The Silicon Valley of Europe doing that would be precedential.

Though I'm not sure what to think. On its own, it sounds good, because obviously there's a lot of scam and "shitcoin", but on the other hand, such levels of regulation may result in slippery slope.

I'm really looking forward to Estonia's position on this.

My view is that they are much more smarter and self-aware, so even if an ICO ban happens, it'd be extremely subtle, solely against the worst of scammers.

Maybe it's similar in China, it's just the media exaggerating it, due to the dictatoric nature of the Chinese leadership.

Same for Russia.

China is currently having their people's congress and are pretty much in "ban all teh things" mode until probably November.
Expect some regulation of exchanges if they loosen up again.

Yes, that's what I meant.

At first, it was so easy even for me to step up on the "hate train" against China, considering ICO ban an immediate, explicit attack on the cryptoworld.

But I had very small knowledge on the subject, and now I see that it's a two-bladed weapon, due to scammy ICOs.

Regulation is a slippery slope, but if I try to adjust my views to reality, I had to realize that some regulation is actually beneficial for the community.

Especially in China, the country which is the most infamous about forgeries, bootleg, scams and the likes.

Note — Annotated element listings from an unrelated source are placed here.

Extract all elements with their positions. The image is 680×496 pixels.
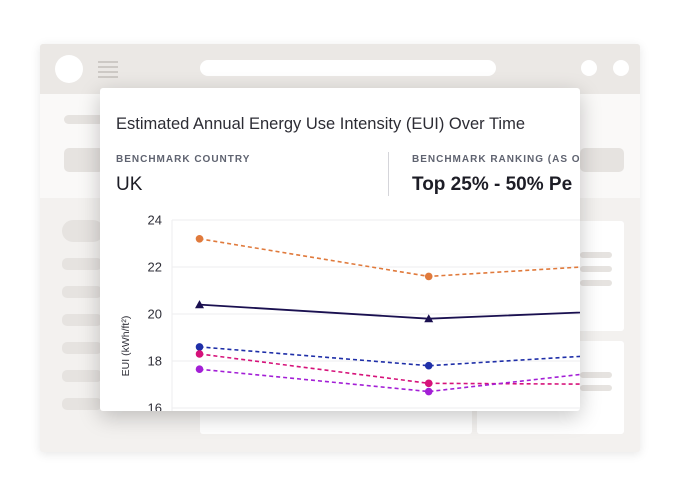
background-placeholder-bar	[64, 148, 104, 172]
panel-title: Estimated Annual Energy Use Intensity (E…	[116, 115, 525, 133]
data-point-orange	[195, 235, 204, 243]
y-tick-label: 16	[148, 401, 162, 412]
eui-line-chart: 24 22 20 18 16 EUI (kWh/ft²)	[120, 213, 580, 412]
background-placeholder-bar	[64, 115, 104, 124]
background-action-dot[interactable]	[613, 60, 629, 76]
benchmark-ranking-value: Top 25% - 50% Pe	[412, 174, 573, 195]
hamburger-menu-icon[interactable]	[98, 61, 118, 78]
background-placeholder-bar	[580, 266, 612, 272]
y-tick-label: 22	[148, 260, 162, 275]
data-point-purple	[195, 365, 204, 374]
y-axis-label: EUI (kWh/ft²)	[120, 316, 132, 377]
background-placeholder-bar	[580, 252, 612, 258]
data-point-orange	[424, 272, 433, 281]
eui-panel: Estimated Annual Energy Use Intensity (E…	[100, 88, 580, 411]
series-line-orange	[199, 238, 580, 278]
data-point-blue	[195, 343, 204, 351]
data-point-magenta	[424, 379, 433, 388]
data-point-navy	[424, 314, 434, 323]
stat-divider	[388, 152, 389, 196]
background-placeholder-bar	[580, 280, 612, 286]
background-topbar	[40, 44, 640, 94]
data-point-blue	[424, 361, 433, 370]
benchmark-country-label: BENCHMARK COUNTRY	[116, 154, 251, 165]
background-placeholder-bar	[580, 148, 624, 172]
background-search-bar[interactable]	[200, 60, 496, 76]
y-tick-label: 18	[148, 354, 162, 369]
background-placeholder-bar	[62, 286, 102, 298]
data-point-purple	[424, 387, 433, 396]
series-line-navy	[199, 303, 580, 320]
data-point-navy	[195, 300, 205, 309]
background-placeholder-bar	[62, 370, 102, 382]
background-action-dot[interactable]	[581, 60, 597, 76]
series-line-magenta	[199, 353, 580, 385]
benchmark-ranking-label: BENCHMARK RANKING (AS OF	[412, 154, 580, 165]
avatar[interactable]	[55, 55, 83, 83]
y-tick-label: 24	[148, 213, 162, 228]
background-placeholder-bar	[580, 385, 612, 391]
background-placeholder-bar	[62, 258, 102, 270]
background-placeholder-bar	[62, 314, 102, 326]
background-placeholder-bar	[62, 342, 102, 354]
y-tick-label: 20	[148, 307, 162, 322]
series-line-blue	[199, 346, 580, 367]
background-placeholder-bar	[62, 398, 102, 410]
background-placeholder-bar	[62, 220, 104, 242]
background-placeholder-bar	[580, 372, 612, 378]
benchmark-country-value: UK	[116, 174, 143, 195]
data-point-magenta	[195, 350, 204, 358]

My attitude to this is that if a coin explicitly wants to provide strong protection against the government then that should be baked into the design of the coin. And, then the holders of that coin can just accept that it'll get increasingly hard for them to exchange their coin for anything else. Fine. There's a crypto out there for everyone.

Sounds valid.

In summer Estonia started its own crypto bank Polybius Bank in connection with a Switzerland.

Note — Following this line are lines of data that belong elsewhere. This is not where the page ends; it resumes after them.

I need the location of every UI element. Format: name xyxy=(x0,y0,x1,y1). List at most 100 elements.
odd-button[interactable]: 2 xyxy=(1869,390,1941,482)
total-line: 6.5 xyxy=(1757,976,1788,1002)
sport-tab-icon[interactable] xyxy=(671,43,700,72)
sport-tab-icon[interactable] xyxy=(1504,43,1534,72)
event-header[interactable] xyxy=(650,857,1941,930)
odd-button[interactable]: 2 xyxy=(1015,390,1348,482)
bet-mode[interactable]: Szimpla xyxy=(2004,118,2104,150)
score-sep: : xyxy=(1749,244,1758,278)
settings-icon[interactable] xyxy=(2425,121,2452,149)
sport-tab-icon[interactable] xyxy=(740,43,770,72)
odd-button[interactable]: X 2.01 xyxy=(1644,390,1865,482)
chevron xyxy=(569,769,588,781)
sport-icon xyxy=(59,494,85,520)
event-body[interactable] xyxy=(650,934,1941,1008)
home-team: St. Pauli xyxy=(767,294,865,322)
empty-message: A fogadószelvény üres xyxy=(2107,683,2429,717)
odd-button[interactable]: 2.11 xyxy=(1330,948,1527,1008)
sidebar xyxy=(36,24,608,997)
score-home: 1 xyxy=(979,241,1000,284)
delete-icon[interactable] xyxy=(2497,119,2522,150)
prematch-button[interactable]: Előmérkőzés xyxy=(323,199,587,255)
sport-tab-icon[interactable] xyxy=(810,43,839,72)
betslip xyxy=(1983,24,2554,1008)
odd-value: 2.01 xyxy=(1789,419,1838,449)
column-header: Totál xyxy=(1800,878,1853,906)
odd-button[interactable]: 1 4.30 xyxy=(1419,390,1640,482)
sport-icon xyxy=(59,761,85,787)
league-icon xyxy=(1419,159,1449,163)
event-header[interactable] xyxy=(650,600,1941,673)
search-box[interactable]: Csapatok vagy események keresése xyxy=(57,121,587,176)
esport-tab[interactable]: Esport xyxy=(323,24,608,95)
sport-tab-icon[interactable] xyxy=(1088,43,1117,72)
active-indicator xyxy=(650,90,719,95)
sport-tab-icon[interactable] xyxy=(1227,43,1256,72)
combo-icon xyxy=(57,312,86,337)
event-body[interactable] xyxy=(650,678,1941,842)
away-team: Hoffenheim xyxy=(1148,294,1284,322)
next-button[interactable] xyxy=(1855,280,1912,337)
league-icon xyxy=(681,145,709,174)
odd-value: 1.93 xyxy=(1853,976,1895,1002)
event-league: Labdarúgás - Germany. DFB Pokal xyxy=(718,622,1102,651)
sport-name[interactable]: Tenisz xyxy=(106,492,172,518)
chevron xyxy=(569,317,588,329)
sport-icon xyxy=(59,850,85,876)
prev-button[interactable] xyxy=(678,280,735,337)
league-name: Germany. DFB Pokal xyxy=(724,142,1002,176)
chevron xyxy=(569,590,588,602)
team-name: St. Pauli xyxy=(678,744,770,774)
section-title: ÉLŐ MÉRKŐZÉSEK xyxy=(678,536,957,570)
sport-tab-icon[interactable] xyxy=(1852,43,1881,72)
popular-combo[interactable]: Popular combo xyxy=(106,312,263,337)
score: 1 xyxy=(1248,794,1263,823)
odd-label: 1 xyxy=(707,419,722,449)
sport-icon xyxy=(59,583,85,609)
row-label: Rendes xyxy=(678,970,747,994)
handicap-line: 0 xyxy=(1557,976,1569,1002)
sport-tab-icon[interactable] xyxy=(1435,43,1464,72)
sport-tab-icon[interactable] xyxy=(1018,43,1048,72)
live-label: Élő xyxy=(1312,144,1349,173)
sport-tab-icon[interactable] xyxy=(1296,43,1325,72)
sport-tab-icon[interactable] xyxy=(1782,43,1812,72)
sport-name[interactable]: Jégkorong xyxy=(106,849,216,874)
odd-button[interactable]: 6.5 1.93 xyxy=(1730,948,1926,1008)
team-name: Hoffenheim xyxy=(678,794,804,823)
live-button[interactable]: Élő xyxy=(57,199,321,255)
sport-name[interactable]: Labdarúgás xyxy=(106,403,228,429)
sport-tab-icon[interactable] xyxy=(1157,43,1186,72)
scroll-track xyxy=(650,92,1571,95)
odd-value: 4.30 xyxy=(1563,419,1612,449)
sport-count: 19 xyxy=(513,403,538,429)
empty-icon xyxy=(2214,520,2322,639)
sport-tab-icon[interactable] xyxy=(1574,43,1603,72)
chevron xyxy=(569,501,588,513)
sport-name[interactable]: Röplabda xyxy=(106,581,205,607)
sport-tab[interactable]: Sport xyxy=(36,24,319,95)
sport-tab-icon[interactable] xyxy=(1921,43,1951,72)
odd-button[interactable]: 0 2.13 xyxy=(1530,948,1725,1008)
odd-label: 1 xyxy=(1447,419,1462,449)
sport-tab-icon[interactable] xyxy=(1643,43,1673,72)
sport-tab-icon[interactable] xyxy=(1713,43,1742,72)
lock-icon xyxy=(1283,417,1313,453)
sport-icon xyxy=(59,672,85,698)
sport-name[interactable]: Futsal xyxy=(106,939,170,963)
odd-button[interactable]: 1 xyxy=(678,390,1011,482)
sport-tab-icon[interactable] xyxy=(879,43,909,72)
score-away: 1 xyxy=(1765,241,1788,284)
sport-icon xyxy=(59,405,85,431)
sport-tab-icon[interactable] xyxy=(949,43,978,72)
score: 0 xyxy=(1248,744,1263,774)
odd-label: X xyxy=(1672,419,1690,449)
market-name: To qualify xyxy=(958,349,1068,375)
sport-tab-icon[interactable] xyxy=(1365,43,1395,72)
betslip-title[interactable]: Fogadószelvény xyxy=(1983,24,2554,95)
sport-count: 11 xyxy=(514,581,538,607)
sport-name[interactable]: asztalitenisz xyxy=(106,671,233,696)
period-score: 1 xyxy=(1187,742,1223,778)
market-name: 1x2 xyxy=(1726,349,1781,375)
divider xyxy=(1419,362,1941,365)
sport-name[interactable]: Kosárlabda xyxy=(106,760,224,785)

Not even surprised. The way Estonia builds upon digital technology is wonderful.

I've been seeing a lot more people using decentralized exchanges this past couple of weeks, soon it wont matter what the legislatures say.

This may be good as they are already too many coins with a part of them being useless or scam...

wow super post

Eh this is bad. It's just government coming in and saying people are too dumb to know what to spend there money in. It would be nice if some sort of organization was formed to vet and set up guidelines for ICOs globally.

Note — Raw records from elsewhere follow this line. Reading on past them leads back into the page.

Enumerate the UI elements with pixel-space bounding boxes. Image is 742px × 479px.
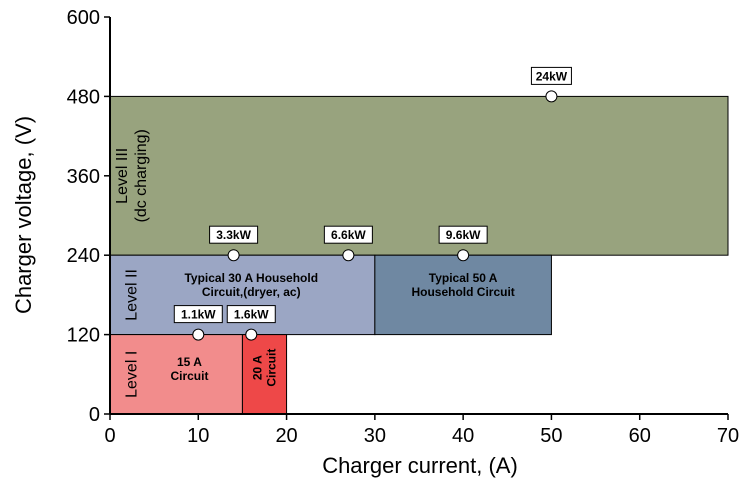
region-label-c20: 20 ACircuit (251, 349, 279, 387)
x-axis-title: Charger current, (A) (322, 453, 518, 478)
x-tick-label: 0 (104, 425, 115, 447)
y-tick-label: 0 (89, 404, 100, 426)
region-c15 (109, 334, 243, 415)
x-tick-label: 70 (717, 425, 739, 447)
y-tick-label: 600 (67, 7, 100, 29)
region-label-line: Circuit (170, 369, 208, 383)
power-label: 1.1kW (181, 308, 216, 322)
region-label-line: Circuit (265, 349, 279, 387)
ticks-layer: 0 10 20 30 40 50 60 70 0 120 240 360 480 600 (67, 7, 740, 447)
region-level3 (109, 95, 729, 256)
y-tick-label: 240 (67, 245, 100, 267)
x-tick-label: 40 (452, 425, 474, 447)
y-tick-label: 360 (67, 166, 100, 188)
power-label: 6.6kW (331, 228, 366, 242)
power-label-box (173, 305, 223, 324)
region-label-line: 15 A (177, 355, 202, 369)
level-label-line: (dc charging) (133, 129, 150, 222)
region-label-line: Household Circuit (411, 285, 514, 299)
level-labels-layer: Level III (dc charging) Level II Level I (114, 129, 150, 398)
power-point (245, 328, 258, 341)
x-tick-label: 50 (540, 425, 562, 447)
region-label-line: Typical 30 A Household (184, 271, 318, 285)
region-label-line: Circuit,(dryer, ac) (202, 285, 301, 299)
region-label-line: Typical 50 A (429, 271, 498, 285)
x-tick-label: 20 (275, 425, 297, 447)
region-typical50 (374, 254, 552, 336)
x-tick-label: 10 (187, 425, 209, 447)
power-label-box (530, 66, 572, 85)
power-point (342, 249, 355, 262)
power-label: 24kW (536, 69, 568, 83)
axes-layer (109, 17, 728, 415)
region-label-c15: 15 A Circuit (170, 355, 208, 383)
y-tick-label: 480 (67, 86, 100, 108)
level-label-line: Level III (114, 148, 131, 204)
power-point (545, 90, 558, 103)
x-tick-label: 30 (364, 425, 386, 447)
x-tick-label: 60 (629, 425, 651, 447)
region-label-typical30: Typical 30 A Household Circuit,(dryer, ac… (184, 271, 318, 299)
region-label-typical50: Typical 50 A Household Circuit (411, 271, 514, 299)
power-label: 1.6kW (234, 308, 269, 322)
power-points-layer: 1.1kW 1.6kW 3.3kW 6.6kW 9.6kW 24kW (173, 66, 572, 341)
power-point (457, 249, 470, 262)
level-label-level-i: Level I (123, 351, 140, 398)
power-point (192, 328, 205, 341)
y-axis-title: Charger voltage, (V) (11, 116, 36, 314)
power-point (227, 249, 240, 262)
power-label-box (209, 225, 259, 244)
level-label-line: Level II (123, 269, 140, 321)
level-label-level-iii: Level III (dc charging) (114, 129, 150, 222)
regions-layer: Typical 30 A Household Circuit,(dryer, ac… (109, 95, 729, 415)
y-tick-label: 120 (67, 325, 100, 347)
power-label: 9.6kW (446, 228, 481, 242)
power-label-box (438, 225, 488, 244)
region-c20 (241, 334, 288, 415)
level-label-line: Level I (123, 351, 140, 398)
level-label-level-ii: Level II (123, 269, 140, 321)
power-label-box (226, 305, 276, 324)
power-label-box (323, 225, 373, 244)
region-label-line: 20 A (251, 355, 265, 380)
power-label: 3.3kW (216, 228, 251, 242)
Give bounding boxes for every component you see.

While I don't disagree that early coins didn't have ICOs the more competitive the market gets the more it's going to cost to create a start-up (going from 1 peron creating a coin or technology to teams).

I think regulation will just increase the need for an ICO. With regulation comes more cost, and with more cost comes the need for more upfront money.

There are a lot of scam ICOs - it doesn't matter what the % is, it just matters that enough of them are happening that it makes sense for regulators to react like this.

Hopefully this will discourage people from launching ICOs unless they have a really really good reason to do so... I'm worried about the ICO bubble.